I am told the hot chocolate served was delicous as were the chocolate candies with white insides as bright as new snow. I am allergic to chocolate so I rely on the yums from the rest of the family. The ride was just long enough and in the darkness of the mountains it was truly magical. The waiters were dressed just like the characters in the book, white coats and chefs hats as they served us all with just the right amount of solemnity and cheerfulness.
Arriving at the North Pole we followed a slightly snowy path lit by the cheerful elves. Inside we got to sit right down front (again thanks to the premier seating). In this case, the youngest kids were those who benefited the most as they could see really well. We were literally at the foot of the action. My heart was in my mouth when we went in as there was a giant projector. Again I wondered would they be showing the movie. But no, they had an actor read the story and the projecter showed each page on the screen so that they beautiful illustrations could be seen by everyone. KC watched in awe when Santa appeared. His mouth was a perfect "O" just like you see in picture books. Lissa danced while the elves sang Jingle Bells. Rob watched with a sparkle in his eye; he can't decide if at 12 he is too "cool" for this or not. Chet enjoyed it all. The upside to his autism (and trust me I look for every upside because there are so many challenges to daily life) is that there is a childlike purity in the way he enjoys things. He really enjoyed it as much as everyone else did and that is a huge emotional gift to me.
After the story we made our way back to the train. We received scarves to remember our journey by and bells just like in the story. We were on our way home by quarter of 7 p.m. eating boxed suppers that I had packed for everyone. We made it back home by 9:30 which was not bad at all. I would have loved to have had the luxury of staying overnight at the condo we had rented but it takes the kids one night to settle into a place. I knew we wouldn't sleep well in new digs for only one night. Better to drive home and settle into familiar beds with familiar sounds and scents around us. So that is what we did.
But I will remember this trip. It was special and so imbued with the magic and joy that I try so hard to give our children. We all need magic for without it the world is a cold and frightening place without it.
I wish I knew how to drop the pictures in more sequentially in the post, but this is the first time I managed to post pictures at all, so in that respect, I am doing pretty well!
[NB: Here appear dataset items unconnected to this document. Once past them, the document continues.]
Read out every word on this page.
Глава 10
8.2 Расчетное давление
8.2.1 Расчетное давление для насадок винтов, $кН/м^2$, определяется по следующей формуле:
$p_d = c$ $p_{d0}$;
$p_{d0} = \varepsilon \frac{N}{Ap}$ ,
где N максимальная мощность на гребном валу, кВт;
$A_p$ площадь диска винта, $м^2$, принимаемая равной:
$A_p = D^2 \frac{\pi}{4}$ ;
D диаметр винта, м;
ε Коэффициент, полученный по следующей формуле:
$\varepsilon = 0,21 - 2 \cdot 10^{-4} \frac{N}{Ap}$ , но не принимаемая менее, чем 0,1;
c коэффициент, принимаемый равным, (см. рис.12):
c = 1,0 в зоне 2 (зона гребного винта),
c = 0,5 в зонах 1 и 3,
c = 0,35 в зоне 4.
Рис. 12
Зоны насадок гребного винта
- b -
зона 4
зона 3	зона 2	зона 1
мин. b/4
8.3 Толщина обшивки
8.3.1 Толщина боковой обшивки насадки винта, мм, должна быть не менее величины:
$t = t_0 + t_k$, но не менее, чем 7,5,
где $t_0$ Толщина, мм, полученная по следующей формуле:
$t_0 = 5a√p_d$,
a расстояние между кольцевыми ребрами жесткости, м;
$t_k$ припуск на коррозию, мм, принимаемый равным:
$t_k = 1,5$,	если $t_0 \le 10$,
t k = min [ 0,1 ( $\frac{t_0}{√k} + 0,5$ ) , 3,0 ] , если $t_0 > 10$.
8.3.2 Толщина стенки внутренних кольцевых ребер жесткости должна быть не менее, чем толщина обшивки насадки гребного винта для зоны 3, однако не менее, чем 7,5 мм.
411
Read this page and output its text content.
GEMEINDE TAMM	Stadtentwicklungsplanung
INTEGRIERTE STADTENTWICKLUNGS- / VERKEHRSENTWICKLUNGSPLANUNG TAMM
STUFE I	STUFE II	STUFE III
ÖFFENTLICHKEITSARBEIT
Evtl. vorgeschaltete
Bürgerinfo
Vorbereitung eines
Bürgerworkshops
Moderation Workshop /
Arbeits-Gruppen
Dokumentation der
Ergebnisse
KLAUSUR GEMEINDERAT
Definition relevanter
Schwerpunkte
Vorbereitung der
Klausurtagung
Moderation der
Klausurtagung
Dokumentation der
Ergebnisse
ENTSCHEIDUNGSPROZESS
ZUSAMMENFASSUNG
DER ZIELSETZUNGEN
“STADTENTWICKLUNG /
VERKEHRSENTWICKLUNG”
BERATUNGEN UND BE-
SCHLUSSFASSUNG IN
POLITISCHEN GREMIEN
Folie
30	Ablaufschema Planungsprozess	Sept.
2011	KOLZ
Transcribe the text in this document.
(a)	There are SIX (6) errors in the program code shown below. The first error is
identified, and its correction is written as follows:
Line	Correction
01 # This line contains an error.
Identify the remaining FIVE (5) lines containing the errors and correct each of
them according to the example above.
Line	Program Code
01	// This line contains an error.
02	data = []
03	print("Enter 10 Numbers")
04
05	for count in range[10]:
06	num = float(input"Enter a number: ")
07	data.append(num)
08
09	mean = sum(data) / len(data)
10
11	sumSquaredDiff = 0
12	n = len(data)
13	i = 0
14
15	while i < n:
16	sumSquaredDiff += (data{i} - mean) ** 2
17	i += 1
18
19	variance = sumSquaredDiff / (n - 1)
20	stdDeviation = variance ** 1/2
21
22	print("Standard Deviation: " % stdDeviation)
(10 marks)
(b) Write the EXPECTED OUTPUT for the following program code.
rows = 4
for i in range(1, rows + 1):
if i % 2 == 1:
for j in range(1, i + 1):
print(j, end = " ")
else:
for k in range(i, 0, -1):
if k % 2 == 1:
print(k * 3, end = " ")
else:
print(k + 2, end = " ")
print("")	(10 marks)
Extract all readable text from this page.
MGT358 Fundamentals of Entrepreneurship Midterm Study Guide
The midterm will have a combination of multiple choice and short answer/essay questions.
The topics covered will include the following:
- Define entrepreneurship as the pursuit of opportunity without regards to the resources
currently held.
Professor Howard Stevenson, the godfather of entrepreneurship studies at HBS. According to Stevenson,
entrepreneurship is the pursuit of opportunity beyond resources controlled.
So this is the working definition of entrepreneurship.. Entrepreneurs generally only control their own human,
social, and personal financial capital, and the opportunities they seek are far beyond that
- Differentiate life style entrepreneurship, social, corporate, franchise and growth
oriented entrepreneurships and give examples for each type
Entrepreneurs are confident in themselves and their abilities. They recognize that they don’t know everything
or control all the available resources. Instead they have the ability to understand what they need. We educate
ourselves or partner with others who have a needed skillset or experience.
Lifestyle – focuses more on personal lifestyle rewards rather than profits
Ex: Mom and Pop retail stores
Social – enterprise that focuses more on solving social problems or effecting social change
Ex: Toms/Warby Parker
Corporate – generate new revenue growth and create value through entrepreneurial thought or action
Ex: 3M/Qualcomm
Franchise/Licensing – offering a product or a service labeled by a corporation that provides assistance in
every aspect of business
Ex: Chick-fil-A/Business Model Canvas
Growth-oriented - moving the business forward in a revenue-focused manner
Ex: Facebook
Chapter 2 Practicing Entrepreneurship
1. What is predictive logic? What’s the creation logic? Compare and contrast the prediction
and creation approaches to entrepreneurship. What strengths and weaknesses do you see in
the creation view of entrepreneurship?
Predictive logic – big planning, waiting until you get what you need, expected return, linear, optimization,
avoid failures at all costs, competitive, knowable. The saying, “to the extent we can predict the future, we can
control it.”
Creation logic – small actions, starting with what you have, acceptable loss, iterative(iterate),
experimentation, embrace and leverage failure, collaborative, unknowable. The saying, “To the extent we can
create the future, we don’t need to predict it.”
Saturday, December 13, 2008

Of Ice Storms and such!

We've been looking forward to our journey on the Polar Express for WEEKS now. After 3 yrs we won the lottery (literally, they have a lottery for buying these tickets) and we were all going to travel. And travel in style. Paid for premier seating, partly because I think it is a once in a life time t hing, partly because things like that sometimes are easier for my eldest. Less waiting in line etc make things much better for his autistic issues.

I sprang for a condo for a 2 night rental. We would have fun with a capital F. And then the goddess sent an ice storm. A storm of such magnitude that we were without power for 30 hours. Lost it around 9 on Thursday night and just got it back on about 3 a.m. on Saturday. And I got a cold. First time i have been sick in so l ong I can't really remember when, but it still sucked. And being cold and having a cold at the same time totally rot. You can't tell if you are shivering because the house is 48 degrees or because you have a cold and have a fever. Yup, life can be grand!

So although we were supposed to leave yesterday for our NH journey we didn't. We camped out mostly in my bedroom by my little gas fireplace. KC and Robbie played board games and card games and took breaks to use my bed as a trampoline. (Really!) We could heat food on our gas stove top though the oven is not usable without electricity for the ignition. (one of those modern changes that I hate; would much rather have an older model that will start with a match when the power is out) Our doggie day care had also fallen through with our dog sitter trapped at her home by live wires and unable to get out till who knows when. The vets were closed and all the other options we could come up with for dog sitting kept falling through. I didn't really want to leave the house with no power. What if a pipe broke and there was no one here? I suggested to the kids that perhaps i should stay home with our dog and they should go up with Mom so that at least most of us could ride the Polar Express. KC said if I couldn't go with them then he didn't want to go. I am amazed! I am not sure I would have been so altruistic at 4. So we decided maybe we weren't going to go and figured out how to make the best of it.

We had a lovely pasta supper last night and the dining room glowed in the candle light. Poor KC was so confused; he was sure it was solstice nite! We watched the moon rise in the sky and admired stars that were so bright because there were no city lights for them to compete with. And then we went to bed. It was 6 p.m. It was dark and cold, why stay up any longer?

And when we woke this morning we had heat and lights and a sparkly new day. We decided that we would go north after all and ride the express tonite and come home the same day. Or night really as it will be about 10:30 when we get home. But we will ride that magical train. Oh and our doggie care friend just called. She managed to get down to her dog care business and is available to watch Blake if we want to drop him off. Sounds like a bit of Yule tide magic after all!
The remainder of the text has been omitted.